Dans, le mouvement de Pentecôte, nous sommes accoutumés à la prophétie sous sa forme directe ; elle existe aussi d'une manière moins facilement reconnaissable dans une prédication chaude et fervente : de toutes manières elle est un don spirituel des plus puissants.

Ce don est capable de ravir une assemblée jusqu'à un ciel de gloire et d'enthousiasme, il peut fondre les cœurs, il peut les faire trembler. Il apporte vraiment au y croyant, exhortation, édification et consolation (I Cor. 14.3), et il peut produire une profonde conviction chez l'incroyant (v. 24).

Les paroles inspirées possèdent autorité et puissance. Les temps de sécheresse dans l'histoire de l'Eglise furent en général pauvres en dons prophétiques ; la réapparition de ces derniers résulte ordinairement d'un Réveil.

Une de nos plus grandes responsabilités à l'heure actuelle concerne le maintien de l'exercice des dons prophétiques dans l'Eglise. Nous soulignons exercice, car il est terriblement aisé de défendre ces choses en théorie et en doctrine, mais sans les posséder réellement. Maintenir le don authentique de prophétie, et lui donner sa vraie place dans nos assemblées, n'est pas une entreprise aisée.
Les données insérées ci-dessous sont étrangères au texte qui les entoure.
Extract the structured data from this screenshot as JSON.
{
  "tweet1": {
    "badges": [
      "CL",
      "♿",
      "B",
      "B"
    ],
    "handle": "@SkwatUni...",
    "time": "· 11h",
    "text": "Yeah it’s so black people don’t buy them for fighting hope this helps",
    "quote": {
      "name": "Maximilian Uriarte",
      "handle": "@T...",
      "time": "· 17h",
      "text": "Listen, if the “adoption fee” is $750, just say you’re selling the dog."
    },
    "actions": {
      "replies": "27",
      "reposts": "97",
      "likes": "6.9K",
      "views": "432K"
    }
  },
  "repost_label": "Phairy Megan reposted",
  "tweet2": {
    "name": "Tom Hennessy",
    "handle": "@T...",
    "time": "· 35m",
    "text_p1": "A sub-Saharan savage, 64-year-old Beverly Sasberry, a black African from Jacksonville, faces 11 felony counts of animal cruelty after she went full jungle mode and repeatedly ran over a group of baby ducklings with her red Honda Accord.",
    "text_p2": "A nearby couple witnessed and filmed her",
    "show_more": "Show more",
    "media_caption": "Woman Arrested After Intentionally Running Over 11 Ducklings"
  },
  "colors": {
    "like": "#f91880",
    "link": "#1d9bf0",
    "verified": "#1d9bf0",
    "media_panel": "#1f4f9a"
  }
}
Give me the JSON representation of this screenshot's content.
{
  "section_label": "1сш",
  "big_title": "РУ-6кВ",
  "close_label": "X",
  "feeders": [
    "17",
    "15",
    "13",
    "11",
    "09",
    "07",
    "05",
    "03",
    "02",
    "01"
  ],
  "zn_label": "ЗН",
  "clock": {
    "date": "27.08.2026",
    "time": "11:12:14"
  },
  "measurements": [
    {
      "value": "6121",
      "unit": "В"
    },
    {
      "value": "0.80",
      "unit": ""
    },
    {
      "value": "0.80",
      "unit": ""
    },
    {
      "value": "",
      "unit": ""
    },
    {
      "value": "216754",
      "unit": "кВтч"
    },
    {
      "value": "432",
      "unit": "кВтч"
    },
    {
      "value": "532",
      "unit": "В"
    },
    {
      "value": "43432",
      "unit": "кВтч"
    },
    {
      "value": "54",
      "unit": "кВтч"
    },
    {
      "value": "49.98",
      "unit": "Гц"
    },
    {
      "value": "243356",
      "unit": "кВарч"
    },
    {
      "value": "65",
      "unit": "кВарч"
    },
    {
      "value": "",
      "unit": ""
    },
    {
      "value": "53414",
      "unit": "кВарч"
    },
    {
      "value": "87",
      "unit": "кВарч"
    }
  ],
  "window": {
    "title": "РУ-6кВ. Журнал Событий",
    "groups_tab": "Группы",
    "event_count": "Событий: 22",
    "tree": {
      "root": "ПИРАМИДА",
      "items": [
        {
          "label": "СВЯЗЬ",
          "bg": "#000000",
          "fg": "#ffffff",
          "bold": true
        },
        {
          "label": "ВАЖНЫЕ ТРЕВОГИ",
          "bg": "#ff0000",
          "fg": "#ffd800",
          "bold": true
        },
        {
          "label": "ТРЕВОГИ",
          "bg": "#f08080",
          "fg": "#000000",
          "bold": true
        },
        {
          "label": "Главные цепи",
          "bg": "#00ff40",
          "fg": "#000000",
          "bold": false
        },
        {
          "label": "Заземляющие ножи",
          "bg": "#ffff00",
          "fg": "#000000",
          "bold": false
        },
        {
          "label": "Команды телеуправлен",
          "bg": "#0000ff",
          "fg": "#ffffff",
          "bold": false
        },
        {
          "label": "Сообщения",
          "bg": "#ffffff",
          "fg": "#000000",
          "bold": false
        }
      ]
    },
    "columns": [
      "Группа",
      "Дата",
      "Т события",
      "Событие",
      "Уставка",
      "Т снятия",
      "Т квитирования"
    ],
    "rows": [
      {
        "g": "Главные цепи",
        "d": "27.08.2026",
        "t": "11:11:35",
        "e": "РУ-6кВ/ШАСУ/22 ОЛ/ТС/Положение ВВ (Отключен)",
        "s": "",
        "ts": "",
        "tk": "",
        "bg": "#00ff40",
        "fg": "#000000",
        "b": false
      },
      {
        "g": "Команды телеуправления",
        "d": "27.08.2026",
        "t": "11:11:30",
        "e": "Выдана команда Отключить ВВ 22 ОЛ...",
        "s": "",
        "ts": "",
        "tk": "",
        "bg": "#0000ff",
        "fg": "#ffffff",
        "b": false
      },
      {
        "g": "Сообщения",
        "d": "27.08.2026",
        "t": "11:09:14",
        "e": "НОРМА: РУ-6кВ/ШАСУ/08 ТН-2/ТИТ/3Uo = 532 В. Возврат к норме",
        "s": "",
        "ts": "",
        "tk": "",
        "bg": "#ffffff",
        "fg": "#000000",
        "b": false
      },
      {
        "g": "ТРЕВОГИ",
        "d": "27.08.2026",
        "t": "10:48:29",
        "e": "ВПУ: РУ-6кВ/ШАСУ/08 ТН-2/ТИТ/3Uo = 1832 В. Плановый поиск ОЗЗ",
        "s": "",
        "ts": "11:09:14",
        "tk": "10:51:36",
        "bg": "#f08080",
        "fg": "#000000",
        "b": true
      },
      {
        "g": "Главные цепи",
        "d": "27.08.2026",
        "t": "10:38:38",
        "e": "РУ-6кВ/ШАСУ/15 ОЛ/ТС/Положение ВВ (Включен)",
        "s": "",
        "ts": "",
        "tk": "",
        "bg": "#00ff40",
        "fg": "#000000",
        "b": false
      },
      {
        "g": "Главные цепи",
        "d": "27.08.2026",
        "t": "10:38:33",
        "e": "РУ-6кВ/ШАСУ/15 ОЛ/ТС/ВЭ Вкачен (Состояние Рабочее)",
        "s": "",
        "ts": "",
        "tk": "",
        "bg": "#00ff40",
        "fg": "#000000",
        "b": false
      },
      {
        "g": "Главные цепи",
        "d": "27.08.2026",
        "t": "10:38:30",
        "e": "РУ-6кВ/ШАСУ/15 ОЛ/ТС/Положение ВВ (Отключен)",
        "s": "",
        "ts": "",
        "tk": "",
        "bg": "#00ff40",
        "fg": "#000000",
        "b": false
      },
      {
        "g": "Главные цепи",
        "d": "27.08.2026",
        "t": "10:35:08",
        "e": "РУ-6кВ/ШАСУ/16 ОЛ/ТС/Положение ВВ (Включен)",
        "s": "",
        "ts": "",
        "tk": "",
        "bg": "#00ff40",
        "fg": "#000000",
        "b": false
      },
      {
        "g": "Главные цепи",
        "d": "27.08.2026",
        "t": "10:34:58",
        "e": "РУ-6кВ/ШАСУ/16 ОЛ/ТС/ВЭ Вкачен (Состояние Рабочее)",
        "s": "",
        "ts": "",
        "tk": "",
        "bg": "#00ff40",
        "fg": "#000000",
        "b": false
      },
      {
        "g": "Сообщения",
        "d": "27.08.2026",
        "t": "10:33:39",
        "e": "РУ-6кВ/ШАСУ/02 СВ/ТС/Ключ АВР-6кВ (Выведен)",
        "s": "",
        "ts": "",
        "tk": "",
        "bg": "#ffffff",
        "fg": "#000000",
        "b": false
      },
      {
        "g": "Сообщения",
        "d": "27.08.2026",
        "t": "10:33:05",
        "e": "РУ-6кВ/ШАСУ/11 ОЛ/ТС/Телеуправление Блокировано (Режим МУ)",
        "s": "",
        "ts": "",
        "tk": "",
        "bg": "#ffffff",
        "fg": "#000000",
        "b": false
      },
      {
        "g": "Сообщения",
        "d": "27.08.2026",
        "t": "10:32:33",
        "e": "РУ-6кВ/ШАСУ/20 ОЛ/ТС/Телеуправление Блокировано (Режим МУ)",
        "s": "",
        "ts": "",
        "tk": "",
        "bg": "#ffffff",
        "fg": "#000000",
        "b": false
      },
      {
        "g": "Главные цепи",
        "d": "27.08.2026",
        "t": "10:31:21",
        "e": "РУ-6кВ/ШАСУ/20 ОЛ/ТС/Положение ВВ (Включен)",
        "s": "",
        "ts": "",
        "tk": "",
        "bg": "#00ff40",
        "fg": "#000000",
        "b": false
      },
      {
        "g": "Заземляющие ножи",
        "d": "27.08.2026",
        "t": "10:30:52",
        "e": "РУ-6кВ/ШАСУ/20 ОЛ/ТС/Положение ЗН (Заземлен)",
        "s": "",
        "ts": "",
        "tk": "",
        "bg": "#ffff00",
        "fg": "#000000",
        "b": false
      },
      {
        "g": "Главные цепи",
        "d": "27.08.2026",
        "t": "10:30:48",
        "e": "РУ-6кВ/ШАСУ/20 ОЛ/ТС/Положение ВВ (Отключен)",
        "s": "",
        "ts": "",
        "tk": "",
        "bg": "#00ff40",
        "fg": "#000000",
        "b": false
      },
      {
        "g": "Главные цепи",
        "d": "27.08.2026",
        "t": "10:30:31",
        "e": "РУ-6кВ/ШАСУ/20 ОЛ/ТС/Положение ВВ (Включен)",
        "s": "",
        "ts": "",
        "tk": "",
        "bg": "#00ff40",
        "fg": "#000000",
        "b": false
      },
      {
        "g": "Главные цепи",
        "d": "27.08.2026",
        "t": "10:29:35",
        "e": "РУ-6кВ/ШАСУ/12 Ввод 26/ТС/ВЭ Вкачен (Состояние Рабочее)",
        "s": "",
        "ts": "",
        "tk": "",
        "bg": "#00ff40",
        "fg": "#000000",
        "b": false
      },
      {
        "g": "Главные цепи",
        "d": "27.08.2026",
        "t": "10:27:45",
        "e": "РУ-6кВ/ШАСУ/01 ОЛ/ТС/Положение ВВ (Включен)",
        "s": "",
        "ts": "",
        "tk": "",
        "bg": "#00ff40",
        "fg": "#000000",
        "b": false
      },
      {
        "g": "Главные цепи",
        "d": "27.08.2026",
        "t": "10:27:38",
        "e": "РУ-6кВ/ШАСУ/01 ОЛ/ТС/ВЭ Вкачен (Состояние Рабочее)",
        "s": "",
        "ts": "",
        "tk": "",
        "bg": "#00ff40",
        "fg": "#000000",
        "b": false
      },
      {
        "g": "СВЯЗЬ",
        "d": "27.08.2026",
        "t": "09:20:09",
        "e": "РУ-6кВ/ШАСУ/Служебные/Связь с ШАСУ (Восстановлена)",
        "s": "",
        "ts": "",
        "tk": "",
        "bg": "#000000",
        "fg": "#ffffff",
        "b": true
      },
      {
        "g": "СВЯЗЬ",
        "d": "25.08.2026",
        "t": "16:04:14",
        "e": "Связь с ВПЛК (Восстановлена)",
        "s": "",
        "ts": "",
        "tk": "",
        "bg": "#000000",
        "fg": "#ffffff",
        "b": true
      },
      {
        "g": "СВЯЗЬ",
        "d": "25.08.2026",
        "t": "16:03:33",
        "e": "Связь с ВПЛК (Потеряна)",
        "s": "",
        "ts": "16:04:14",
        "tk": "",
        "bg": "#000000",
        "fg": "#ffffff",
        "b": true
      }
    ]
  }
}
Il le faut cependant, car cela est indispensable à la réalisation du plan de Dieu, qui nous accorde aujourd'hui cette effusion de l'Esprit, la « pluie de l'arrière-saison ».

Les garanties contre l'abus de la prophétie.

Si les dons prophétiques ont été si souvent combattus ou même entièrement supprimés, c'est que l'on a toujours craint l'erreur, soit sous la forme du fanatisme ou sous celle de la fausse inspiration.

Rien ne serait plus facile que de dresser une liste des mouvements d'inspirés qui, depuis le montanisme, se sont donne pour tâche de remettre à sa juste place le don de prophétie, et qui n'ont pu se maintenir, soit que leurs excès d'enthousiasme les aient conduits à de désastreux échecs, soit qu'ils aient été graduellement réabsorbés dans la tiédeur et l'incrédulité de la grande Eglise.

Là où tant d'autres ont échoué, oserons-nous espérer le succès ? Notre réponse sera : nous ne le pouvons que par la grâce de Dieu. Nous avons en tous cas un avantage : nous pouvons nous laisser instruire par les erreurs que d'autres ont commises avant nous.

Quelles armes avons-nous pour nous garantir de l'erreur ?

a) Il y a les armes spirituelles clairement désignées dans le Nouveau Testament, y compris les critères précis qui doivent servir à éprouver les esprits qui parlent (I Cor. 12.3 ; I Jean 4.1-6), il y a encore le don spirituel du discernement des esprits (I Cor. 12.10) ; enfin le discernement spirituel de ceux qui ont aussi reçu le Saint-Esprit et ses dons (I Cor. 14.29). Nous croyons que tout véritable enfant de Dieu, marchant dans la lumière, recevra sous une forme ou une autre un témoignage intérieur au sujet de la vérité et de l'erreur.

b) Nous avons encore les armes naturelles et inappréciables que fournissent l'étude diligente et persévérante de tous les passages de l'Ecriture concernant la prophétie, ainsi que l'étude des leçons que peut donner l'histoire de l'Eglise.

Les principes scripturaires suivants méritent tout particulièrement d'être relevés :

I.— LES TROIS SOURCES POSSIBLES DE L'INSPIRATION.

Le Saint-Esprit (II Sam. 23.2 ; Jérémie 1.9 ; Actes 19.6 ; 21.11).

Des esprits mauvais et menteurs (Esaïe 8.19-20 ; I Rois 22.22 ; Matth. 8.29 ; Actes 16.17, etc.).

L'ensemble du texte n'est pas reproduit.